Para nuestros propósitos, los lenguajes técnicos pueden ser cualquier cosa escrita o hablada en un entorno industrial o científico, donde el contexto es especialmente importante. En muchos casos, esto incluye palabras o frases que quizás ni siquiera aparezcan fuera de un grupo muy pequeño. Pero claramente no todo el lenguaje es técnico, así que hablemos brevemente sobre la contraparte más conocida de TLP. 

El procesamiento del lenguaje natural (NLP) es un área formal de estudio que toma las comunicaciones de los humanos y transforma esa información en algo más adecuado para el uso y análisis de la computadora. En términos generales, esto se realiza reestructurando la comunicación en una forma que permita compararla con “conceptos” o ideas que la computadora ha aprendido previamente. Pero donde la PNL se enfoca en los usos más comunes de las palabras, la TLP se enfoca en los usos menos comunes o significados que pueden cambiar según el contexto. Por ejemplo, «correr» y «trotar» son conceptos similares, pero pueden o no funcionar indistintamente según el contexto. Una herramienta de NLP podría reconocer ambos como medios de locomoción, pero una herramienta de TLP también podría saber que recorrer una memoria tiene poca relación con administrar una tienda y que ninguno de los dos es un medio de locomoción.

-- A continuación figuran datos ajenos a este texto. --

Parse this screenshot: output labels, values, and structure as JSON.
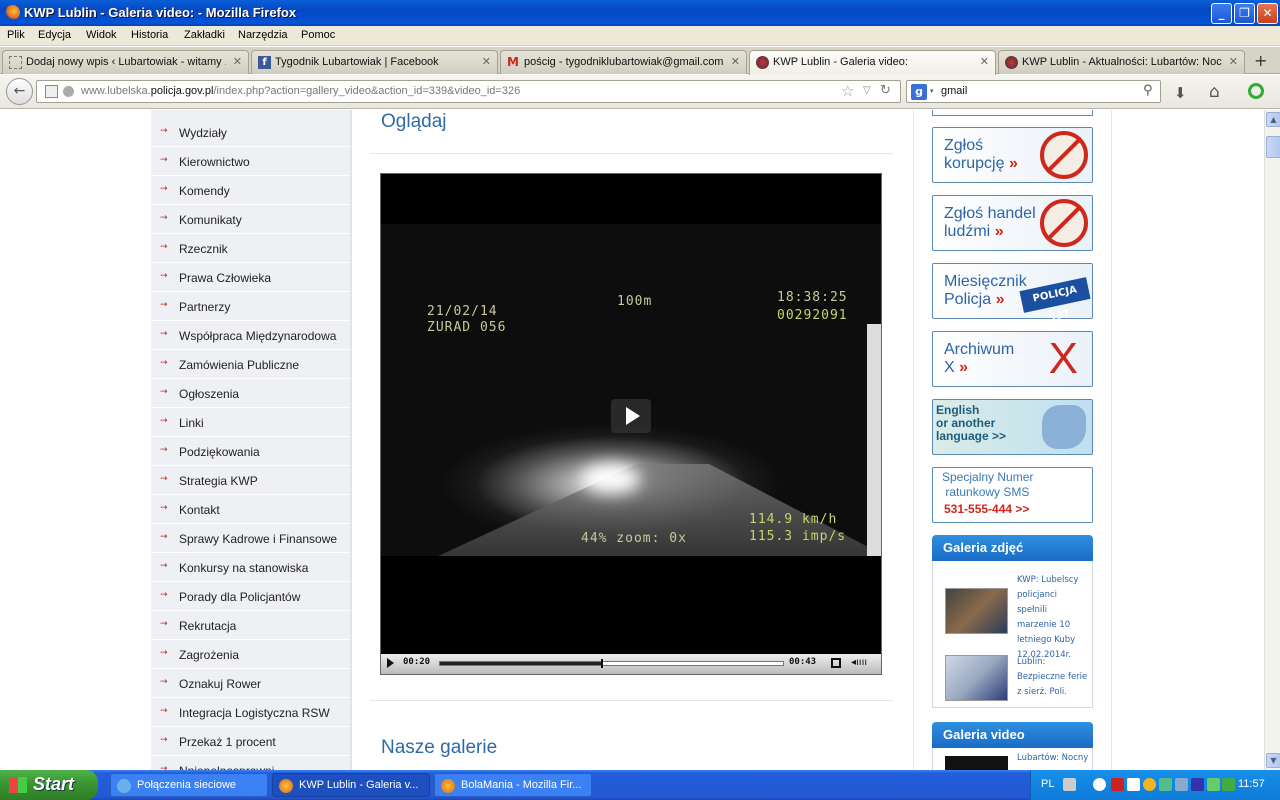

Algunas de las aplicaciones más comunes de la PNL que encuentras en tu vida diaria son las herramientas de traducción. Pueden ser traducciones de idiomas, como inglés a español, pero también pueden ser traducciones de voz a texto. Los chatbots interactivos y algunos motores de búsqueda utilizan formas de NLP.  

Si bien las máquinas han comenzado a brindar un beneficio social real a partir de la PNL, la TLP aún tiene que mostrar todo su potencial y sigue siendo una tarea mucho más difícil. Los líderes de la industria han comenzado a reconocer la necesidad de procesar grandes volúmenes de texto y traducir información entre personas en áreas donde la PNL tiene dificultades para funcionar, por lo que están comenzando a inclinarse cada vez más hacia TLP para ayudarlos.